Selon Nausėda, l’UE devrait aller au-delà des promesses « rhétoriques » et plutôt se concentrer sur le renforcement de son soutien militaire et financier à l’Ukraine afin de placer le pays dans la position la plus forte possible avant d’entamer des négociations.

« Malheureusement, nous ne tenons pas nos promesses », a-t-il déploré. « Beaucoup de promesses, mais pas tellement de promesses que nous pourrions tenir. »

« La situation est vraiment compliquée et nous devons être honnêtes (avec) nous-mêmes », a-t-il poursuivi. « Nous devons être réellement un acteur stratégique mondial. Et nous ne pouvons devenir un tel acteur que si nous nous engageons à prendre les décisions au lieu de parler, de parler et de parler. »

La perspective de négociations entre l’Ukraine et la Russie a pris de l’ampleur ces derniers mois, notamment après la victoire de Donald Trump aux États-Unis. Durant la campagne, Trump a promis de parvenir à un accord pour mettre fin à la guerre « dans 24 heures », sans préciser comment. Depuis lors, son équipe a fait fi des idées basées sur le bâton et la carotte, selon lesquelles les États-Unis cesseraient leur soutien militaire à moins que l’Ukraine n’accepte d’entamer des négociations avec la Russie. À l’inverse, l’Amérique augmenterait son aide si la Russie refusait de s’engager.

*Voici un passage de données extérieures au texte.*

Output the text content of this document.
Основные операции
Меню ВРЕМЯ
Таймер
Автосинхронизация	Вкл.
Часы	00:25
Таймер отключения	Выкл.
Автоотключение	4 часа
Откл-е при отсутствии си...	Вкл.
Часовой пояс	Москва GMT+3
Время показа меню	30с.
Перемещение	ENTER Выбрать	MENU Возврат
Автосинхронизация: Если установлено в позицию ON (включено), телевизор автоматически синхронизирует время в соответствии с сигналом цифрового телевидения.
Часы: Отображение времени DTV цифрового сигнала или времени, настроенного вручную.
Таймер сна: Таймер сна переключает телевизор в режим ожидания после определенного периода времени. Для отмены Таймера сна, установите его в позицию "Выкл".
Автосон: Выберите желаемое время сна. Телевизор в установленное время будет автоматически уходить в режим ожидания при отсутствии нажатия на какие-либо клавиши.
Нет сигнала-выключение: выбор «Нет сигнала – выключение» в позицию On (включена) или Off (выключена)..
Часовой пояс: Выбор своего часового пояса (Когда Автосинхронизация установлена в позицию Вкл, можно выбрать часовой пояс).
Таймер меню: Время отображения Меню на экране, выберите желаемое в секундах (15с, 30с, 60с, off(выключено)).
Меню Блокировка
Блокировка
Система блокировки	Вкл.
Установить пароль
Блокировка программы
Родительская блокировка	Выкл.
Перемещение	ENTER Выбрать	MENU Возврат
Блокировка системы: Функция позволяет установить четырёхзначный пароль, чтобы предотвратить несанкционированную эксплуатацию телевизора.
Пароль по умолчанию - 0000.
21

L’initiative, qui n’est pas encore officielle, évoque la possibilité d’établir une mission de maintien de la paix en Ukraine pour maintenir le futur accord. Le président français Emmanuel Macron a clairement indiqué que l’Europe devrait envisager de mettre des troupes sur le terrain, ce qui reste très controversé pour les autres pays.

« La priorité est que les Ukrainiens gagnent la guerre et repoussent les Russes. Et ensuite nous pourrons parler de paix », a déclaré le Premier ministre belge Alexander De Croo, interrogé sur l’initiative de Trump et une éventuelle mission de maintien de la paix.

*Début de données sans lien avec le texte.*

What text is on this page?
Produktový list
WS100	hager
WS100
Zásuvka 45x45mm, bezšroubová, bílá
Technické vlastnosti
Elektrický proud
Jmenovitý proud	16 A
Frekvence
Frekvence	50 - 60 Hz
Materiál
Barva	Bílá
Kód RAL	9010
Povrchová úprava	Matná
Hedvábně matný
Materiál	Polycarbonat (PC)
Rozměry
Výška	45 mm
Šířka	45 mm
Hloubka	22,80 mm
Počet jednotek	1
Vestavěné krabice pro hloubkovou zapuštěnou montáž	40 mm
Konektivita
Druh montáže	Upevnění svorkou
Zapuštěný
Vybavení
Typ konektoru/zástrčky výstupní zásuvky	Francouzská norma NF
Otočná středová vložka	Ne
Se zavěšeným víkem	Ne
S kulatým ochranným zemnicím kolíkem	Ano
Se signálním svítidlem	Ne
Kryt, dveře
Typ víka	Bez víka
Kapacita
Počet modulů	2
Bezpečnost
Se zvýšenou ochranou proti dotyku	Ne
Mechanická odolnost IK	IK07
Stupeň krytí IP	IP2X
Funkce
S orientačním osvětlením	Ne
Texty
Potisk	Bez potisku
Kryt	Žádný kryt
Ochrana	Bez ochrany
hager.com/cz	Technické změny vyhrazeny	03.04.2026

« Nous devons être très ouverts si, à un moment donné, la guerre est gagnée et que l’Ukraine parvient à repousser les Russes. Chacun devra jouer son rôle pour maintenir la paix et fournir des garanties de sécurité tangibles », a ajouté De Croo.

Son homologue irlandais, Simon Harris, n’a pas exclu la création d’une mission de maintien de la paix, mais a déclaré que le débat était « un peu prématuré » et qu’il s’agissait plutôt d’une question « pour l’avenir ».

« Pour l’instant, nous ne voyons aucune indication de la part de la Russie qui souhaite avancer de quelque manière que ce soit vers la paix », a déclaré Harris à son arrivée à Bruxelles. « Au moment même où vous me posez cette question à juste titre, la Russie continue de bombarder l’Ukraine. »

Le sommet de jeudi intervient à un moment périlleux pour Kiev, avec les forces russes gagnant du terrain à l’Est et les soldats nord-coréens combattant dans la région de Koursk, dont certains ont déjà été tués, selon des responsables américains et ukrainiens. La participation de la Corée du Nord, estimée à environ 11 000 hommes, a élargi l’ampleur de la guerre et constitue pour la Russie une bouée de sauvetage essentielle pour compenser ses lourdes pertes sur le terrain.

Zelensky a averti que le déploiement de la Corée du Nord pourrait atteindre 100 000 soldats.

« Nous avons vraiment besoin d’unité entre les Etats-Unis, l’UE et les pays européens », a déclaré Zelensky avant le sommet.

« Nous avons besoin de cette unité pour parvenir à la paix – ce n’est qu’ensemble, les États-Unis et l’Europe, que nous pourrons réellement arrêter Poutine et sauver l’Ukraine. »

Cette unité est cependant de plus en plus tendue. Le Hongrois Viktor Orbán a été réprimandé par Zelensky pour avoir proposé un soi-disant « cessez-le-feu de Noël », tandis que le Slovaque Robert Fico a suggéré que l’UE « passe du statut de fournisseur d’armes à celui d’artisan de la paix ».